– Давай, Мирон! – в задоре кричал он. – Знай давай!
И Мирон давал, очень быстро снижаясь. Стог расплывался, как подмытый водой. Через десяток минут всё было кончено, неудачники граблили пальцами по земле, а Мирон глянул, как навит воз, и – Глеб уверенно ждал похвалы – скривился:
– Не будет из тебя, чучело, ни мужика, ни кучера. Теперь вот ехай да оглядывайся.
Что ни день, Дашкин усваивал к Нержину всё более и более презрительный тон. Было это потому, что, в чём ни хватись, Нержин оказывался неуком и неумельцем. Несчастная привычка открывать рот прежде, нежели глаза{272}, и задавать глупые вопросы особенно губила его в понимании Дашкина. Дашкин внезапно бросал Нержину возжи, выскакивал из телеги и бежал прочь, прыгая через плетень, а Нержин кричал: «Куда, Мирон?» – но и так ведь было ясно, что за арбузами на бахчу, жрать-то неча. Перед каждым водопоем Дашкин разнуздывал лошадей, Нержин крепился, но не выдержал и спросил однажды:
– А зачем вынимаешь? Неужели так не попьют?
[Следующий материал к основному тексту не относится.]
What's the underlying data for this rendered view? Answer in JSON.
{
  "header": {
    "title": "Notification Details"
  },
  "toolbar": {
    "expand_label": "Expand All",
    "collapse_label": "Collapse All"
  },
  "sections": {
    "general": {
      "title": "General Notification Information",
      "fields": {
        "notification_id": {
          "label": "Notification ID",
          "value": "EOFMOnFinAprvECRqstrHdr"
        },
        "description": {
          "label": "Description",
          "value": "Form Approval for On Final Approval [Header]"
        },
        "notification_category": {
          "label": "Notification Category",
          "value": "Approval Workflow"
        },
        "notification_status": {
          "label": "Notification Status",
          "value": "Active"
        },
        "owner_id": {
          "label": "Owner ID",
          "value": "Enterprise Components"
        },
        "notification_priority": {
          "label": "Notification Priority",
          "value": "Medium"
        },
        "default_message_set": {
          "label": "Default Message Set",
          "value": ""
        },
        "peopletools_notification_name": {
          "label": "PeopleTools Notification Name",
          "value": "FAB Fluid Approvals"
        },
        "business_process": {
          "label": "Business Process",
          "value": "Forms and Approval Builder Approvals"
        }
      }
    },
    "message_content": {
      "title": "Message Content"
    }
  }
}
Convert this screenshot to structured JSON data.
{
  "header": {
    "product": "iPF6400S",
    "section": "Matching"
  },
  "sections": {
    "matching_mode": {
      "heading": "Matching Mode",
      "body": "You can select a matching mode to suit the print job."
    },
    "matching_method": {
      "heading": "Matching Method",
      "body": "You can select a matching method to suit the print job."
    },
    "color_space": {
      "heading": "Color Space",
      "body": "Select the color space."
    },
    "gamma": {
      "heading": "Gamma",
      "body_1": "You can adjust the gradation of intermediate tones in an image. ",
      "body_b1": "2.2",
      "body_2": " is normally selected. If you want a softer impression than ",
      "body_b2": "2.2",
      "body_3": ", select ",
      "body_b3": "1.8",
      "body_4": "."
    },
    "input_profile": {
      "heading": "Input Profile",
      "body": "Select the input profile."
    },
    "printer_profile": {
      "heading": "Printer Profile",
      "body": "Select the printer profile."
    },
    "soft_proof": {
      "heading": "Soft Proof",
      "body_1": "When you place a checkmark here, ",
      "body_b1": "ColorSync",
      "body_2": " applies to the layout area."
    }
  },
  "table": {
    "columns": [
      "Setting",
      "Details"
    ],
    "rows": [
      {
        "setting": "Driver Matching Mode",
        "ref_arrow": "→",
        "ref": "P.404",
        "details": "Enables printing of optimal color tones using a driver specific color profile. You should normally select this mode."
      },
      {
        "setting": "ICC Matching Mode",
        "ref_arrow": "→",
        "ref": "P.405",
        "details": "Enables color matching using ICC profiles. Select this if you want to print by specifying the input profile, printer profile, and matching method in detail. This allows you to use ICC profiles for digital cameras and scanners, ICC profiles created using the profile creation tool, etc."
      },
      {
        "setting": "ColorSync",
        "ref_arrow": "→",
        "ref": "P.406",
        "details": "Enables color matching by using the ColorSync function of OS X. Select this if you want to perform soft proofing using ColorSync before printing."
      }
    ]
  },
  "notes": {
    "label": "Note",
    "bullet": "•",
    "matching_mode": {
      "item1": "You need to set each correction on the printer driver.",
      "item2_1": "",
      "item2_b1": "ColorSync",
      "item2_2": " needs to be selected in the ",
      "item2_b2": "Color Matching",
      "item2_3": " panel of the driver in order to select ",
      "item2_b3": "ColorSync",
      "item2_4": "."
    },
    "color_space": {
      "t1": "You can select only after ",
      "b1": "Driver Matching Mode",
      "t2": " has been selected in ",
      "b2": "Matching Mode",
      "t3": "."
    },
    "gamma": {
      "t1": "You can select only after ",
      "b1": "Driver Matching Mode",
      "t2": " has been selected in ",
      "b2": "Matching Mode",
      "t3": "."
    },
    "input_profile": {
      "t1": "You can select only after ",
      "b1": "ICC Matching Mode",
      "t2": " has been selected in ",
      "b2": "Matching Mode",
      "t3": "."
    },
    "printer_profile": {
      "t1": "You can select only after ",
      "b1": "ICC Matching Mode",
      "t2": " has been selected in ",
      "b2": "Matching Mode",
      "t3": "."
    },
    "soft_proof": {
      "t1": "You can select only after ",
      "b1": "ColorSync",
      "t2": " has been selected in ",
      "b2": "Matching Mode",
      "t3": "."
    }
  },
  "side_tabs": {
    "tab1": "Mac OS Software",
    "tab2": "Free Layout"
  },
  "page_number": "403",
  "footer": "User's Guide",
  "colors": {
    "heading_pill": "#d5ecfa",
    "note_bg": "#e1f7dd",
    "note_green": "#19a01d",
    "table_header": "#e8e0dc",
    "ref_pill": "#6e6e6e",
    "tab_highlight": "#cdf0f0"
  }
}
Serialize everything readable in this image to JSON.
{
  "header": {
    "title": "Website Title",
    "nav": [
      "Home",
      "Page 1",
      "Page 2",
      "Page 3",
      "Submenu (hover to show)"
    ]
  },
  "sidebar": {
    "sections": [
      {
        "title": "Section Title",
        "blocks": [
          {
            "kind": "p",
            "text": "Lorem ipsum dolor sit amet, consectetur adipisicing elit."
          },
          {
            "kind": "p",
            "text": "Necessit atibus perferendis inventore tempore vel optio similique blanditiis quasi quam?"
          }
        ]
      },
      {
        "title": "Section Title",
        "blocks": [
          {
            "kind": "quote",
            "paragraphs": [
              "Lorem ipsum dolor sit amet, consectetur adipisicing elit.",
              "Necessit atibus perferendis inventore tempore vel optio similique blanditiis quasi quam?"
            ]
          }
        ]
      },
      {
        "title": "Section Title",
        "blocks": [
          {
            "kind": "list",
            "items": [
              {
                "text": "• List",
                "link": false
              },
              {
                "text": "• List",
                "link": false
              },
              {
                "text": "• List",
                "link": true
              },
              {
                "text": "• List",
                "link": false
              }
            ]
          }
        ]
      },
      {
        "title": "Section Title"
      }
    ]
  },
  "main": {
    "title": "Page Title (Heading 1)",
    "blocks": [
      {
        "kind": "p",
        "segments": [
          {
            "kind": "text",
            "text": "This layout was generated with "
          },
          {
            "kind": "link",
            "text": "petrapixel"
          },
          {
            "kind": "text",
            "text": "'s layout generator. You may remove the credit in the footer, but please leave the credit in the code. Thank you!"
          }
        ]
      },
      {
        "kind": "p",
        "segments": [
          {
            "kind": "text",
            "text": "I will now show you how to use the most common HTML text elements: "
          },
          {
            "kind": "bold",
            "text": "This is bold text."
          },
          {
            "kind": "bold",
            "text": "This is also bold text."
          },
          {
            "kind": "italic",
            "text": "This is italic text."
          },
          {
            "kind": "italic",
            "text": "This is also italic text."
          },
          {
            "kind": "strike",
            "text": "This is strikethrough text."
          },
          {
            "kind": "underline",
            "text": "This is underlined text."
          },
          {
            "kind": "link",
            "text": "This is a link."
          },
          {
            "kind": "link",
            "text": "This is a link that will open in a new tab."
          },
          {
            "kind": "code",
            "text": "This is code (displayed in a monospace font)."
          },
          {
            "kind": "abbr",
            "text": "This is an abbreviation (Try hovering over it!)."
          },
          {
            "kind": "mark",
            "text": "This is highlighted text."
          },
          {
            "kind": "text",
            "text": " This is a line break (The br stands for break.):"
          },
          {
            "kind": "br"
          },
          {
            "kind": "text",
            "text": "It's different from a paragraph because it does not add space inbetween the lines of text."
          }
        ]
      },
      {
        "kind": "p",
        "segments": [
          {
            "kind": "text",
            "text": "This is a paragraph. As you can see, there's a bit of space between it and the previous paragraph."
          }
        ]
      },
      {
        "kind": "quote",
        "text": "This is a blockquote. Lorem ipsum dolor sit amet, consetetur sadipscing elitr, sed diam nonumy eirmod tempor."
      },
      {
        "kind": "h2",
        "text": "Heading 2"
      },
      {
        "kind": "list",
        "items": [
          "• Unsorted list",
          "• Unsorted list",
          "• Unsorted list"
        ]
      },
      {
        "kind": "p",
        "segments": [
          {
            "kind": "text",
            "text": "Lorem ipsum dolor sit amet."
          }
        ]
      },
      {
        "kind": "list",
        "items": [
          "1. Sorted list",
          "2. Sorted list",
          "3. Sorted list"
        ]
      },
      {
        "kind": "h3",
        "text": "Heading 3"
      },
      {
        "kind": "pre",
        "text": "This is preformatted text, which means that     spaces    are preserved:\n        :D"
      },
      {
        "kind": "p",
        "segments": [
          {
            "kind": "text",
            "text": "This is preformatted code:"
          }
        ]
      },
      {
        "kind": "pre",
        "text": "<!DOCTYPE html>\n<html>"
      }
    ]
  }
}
Тогда Дашкин схватил со дна кузова какой-то запасной шкворень и стал совать Глебу в рот, поперёк:
– А нут-ко, попробуй, испей водицы-той.
А в портфеле-то ехала заветная книга – энгельсовская «Революция и контрреволюция в Германии»{273}, – и Нержин тянулся читать её в плане дальнейшей проработки основоположников марксизма, с целью уяснить глубину их философии истории. Днём, когда мягко грело прощальное солнце октября и однообразно-медленно, под куполом безстрастного неба, безо всяких приключений двигался обоз, Глеб раскрывал эту книгу – единственное, что связывало его с высоким прошлым, – и пытался читать. Но никак ему не удавалось перевалить даже через пятую страницу – то сам отвлекался глазами и мыслями – за хутором, высунувшимся овершьями тополей из-за дальнего холма, за изменчивыми образами облаков реденькой ткани, то мешал подсевший в подводу Трухачёв, а чаще сам Дашкин. Как только Нержин доставал книгу – тотчас же Дашкин терял покой. Как севший овод заставляет дёргаться всю спину лошади, так занозило и передёргивало Дашкина чтение барчука-седока. Иногда он капризничал:
– Н а возжи, держи! Руки тут затекут с вами, с такими… – а сам или притворно ложился спать, или уходил в гости на другую подводу. Иногда же – и это было чаще – задирал Глеба разговорами:
– Читаешь?.. Ну, читай, читай… Как называтся-то?.. Да ты в уме на моей подводе такую книгу держать?.. Оторви контру-то! А революцию – энту оставь… Постой, постой, а Германия тут причём? Да ты что меня, под трибунал подвести хочешь? Энгельс?.. Ну-к, покажи… Эн-гель-с… – Он крутил головой. – Вот штука хитра… – Молчал. Потом выныривал на новой мысли: – Я, брат, об эту контру все кулаки избил, мне и книг читать не надо.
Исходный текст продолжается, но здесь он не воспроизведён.